Mortgage buyer Freddie Mac said Thursday that the average rate on the 30-year loan increased to 4.16 percent from 4.10 percent last week, which was the lowest level in four months. The average on the 15-year fixed mortgage rose to 3.27 percent from 3.20 percent.
Rates have been falling since September when the Federal Reserve surprised investors by continuing to buy $85 billion a month in bonds. The purchases are intended to keep long-term interest rates low.
Slower hiring in recent months has many analysts predicting that the Fed will maintain the current pace of the bond purchases into early next year, which should keep mortgage rates low for the time being.
The recent drop in mortgage rates could help boost home sales, which slowed in September after rates reached their highest averages in two years.
The decline in sales has also affected price gains.

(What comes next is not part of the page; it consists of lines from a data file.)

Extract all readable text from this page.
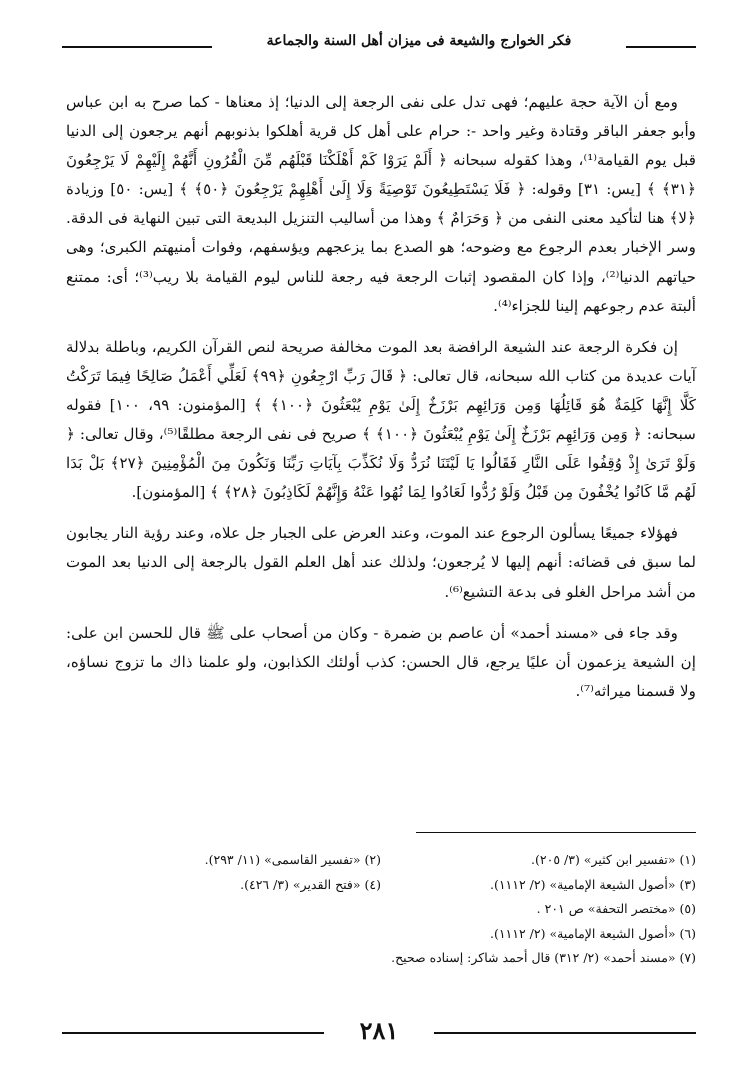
فكر الخوارج والشيعة فى ميزان أهل السنة والجماعة

ومع أن الآية حجة عليهم؛ فهى تدل على نفى الرجعة إلى الدنيا؛ إذ معناها - كما صرح به ابن عباس وأبو جعفر الباقر وقتادة وغير واحد -: حرام على أهل كل قرية أهلكوا بذنوبهم أنهم يرجعون إلى الدنيا قبل يوم القيامة⁽¹⁾، وهذا كقوله سبحانه ﴿ أَلَمْ يَرَوْا كَمْ أَهْلَكْنَا قَبْلَهُم مِّنَ الْقُرُونِ أَنَّهُمْ إِلَيْهِمْ لَا يَرْجِعُونَ ﴿٣١﴾ ﴾ [يس: ٣١] وقوله: ﴿ فَلَا يَسْتَطِيعُونَ تَوْصِيَةً وَلَا إِلَىٰ أَهْلِهِمْ يَرْجِعُونَ ﴿٥٠﴾ ﴾ [يس: ٥٠] وزيادة ﴿لا﴾ هنا لتأكيد معنى النفى من ﴿ وَحَرَامٌ ﴾ وهذا من أساليب التنزيل البديعة التى تبين النهاية فى الدقة. وسر الإخبار بعدم الرجوع مع وضوحه؛ هو الصدع بما يزعجهم ويؤسفهم، وفوات أمنيهتم الكبرى؛ وهى حياتهم الدنيا⁽²⁾، وإذا كان المقصود إثبات الرجعة فيه رجعة للناس ليوم القيامة بلا ريب⁽³⁾؛ أى: ممتنع ألبتة عدم رجوعهم إلينا للجزاء⁽⁴⁾.

إن فكرة الرجعة عند الشيعة الرافضة بعد الموت مخالفة صريحة لنص القرآن الكريم، وباطلة بدلالة آيات عديدة من كتاب الله سبحانه، قال تعالى: ﴿ قَالَ رَبِّ ارْجِعُونِ ﴿٩٩﴾ لَعَلِّي أَعْمَلُ صَالِحًا فِيمَا تَرَكْتُ كَلَّا إِنَّهَا كَلِمَةٌ هُوَ قَائِلُهَا وَمِن وَرَائِهِم بَرْزَخٌ إِلَىٰ يَوْمِ يُبْعَثُونَ ﴿١٠٠﴾ ﴾ [المؤمنون: ٩٩، ١٠٠] فقوله سبحانه: ﴿ وَمِن وَرَائِهِم بَرْزَخٌ إِلَىٰ يَوْمِ يُبْعَثُونَ ﴿١٠٠﴾ ﴾ صريح فى نفى الرجعة مطلقًا⁽⁵⁾، وقال تعالى: ﴿ وَلَوْ تَرَىٰ إِذْ وُقِفُوا عَلَى النَّارِ فَقَالُوا يَا لَيْتَنَا نُرَدُّ وَلَا نُكَذِّبَ بِآيَاتِ رَبِّنَا وَنَكُونَ مِنَ الْمُؤْمِنِينَ ﴿٢٧﴾ بَلْ بَدَا لَهُم مَّا كَانُوا يُخْفُونَ مِن قَبْلُ وَلَوْ رُدُّوا لَعَادُوا لِمَا نُهُوا عَنْهُ وَإِنَّهُمْ لَكَاذِبُونَ ﴿٢٨﴾ ﴾ [المؤمنون].

فهؤلاء جميعًا يسألون الرجوع عند الموت، وعند العرض على الجبار جل علاه، وعند رؤية النار يجابون لما سبق فى قضائه: أنهم إليها لا يُرجعون؛ ولذلك عند أهل العلم القول بالرجعة إلى الدنيا بعد الموت من أشد مراحل الغلو فى بدعة التشيع⁽⁶⁾.

وقد جاء فى «مسند أحمد» أن عاصم بن ضمرة - وكان من أصحاب على ﷺ قال للحسن ابن على: إن الشيعة يزعمون أن عليًا يرجع، قال الحسن: كذب أولئك الكذابون، ولو علمنا ذاك ما تزوج نساؤه، ولا قسمنا ميراثه⁽⁷⁾.

(١) «تفسير ابن كثير» (٣/ ٢٠٥).
(٢) «تفسير القاسمى» (١١/ ٢٩٣).
(٣) «أصول الشيعة الإمامية» (٢/ ١١١٢).
(٤) «فتح القدير» (٣/ ٤٢٦).
(٥) «مختصر التحفة» ص ٢٠١ .
(٦) «أصول الشيعة الإمامية» (٢/ ١١١٢).
(٧) «مسند أحمد» (٢/ ٣١٢) قال أحمد شاكر: إسناده صحيح.
٢٨١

Real estate data provider CoreLogic said Tuesday that a measure of U.S. home prices rose only slightly in September from August, a sign that prices are leveling off after big gains earlier this year.
To calculate average mortgage rates, Freddie Mac surveys lenders across the country on Monday through Wednesday each week. The average doesn't include extra fees, known as points, which most borrowers must pay to get the lowest rates. One point equals 1 percent of the loan amount.
The average fee for a 30-year mortgage rose to 0.8 point from 0.7 point. The fee for a 15-year loan was unchanged at 0.7 point.
The average rate on a one-year adjustable-rate mortgage fell to 2.61 percent from to 2.64 percent. The fee remained at 0.5 point.
The average rate on a five-year adjustable mortgage was steady at 2.96 percent. The fee edged up to 0.5 point from 0.4 point.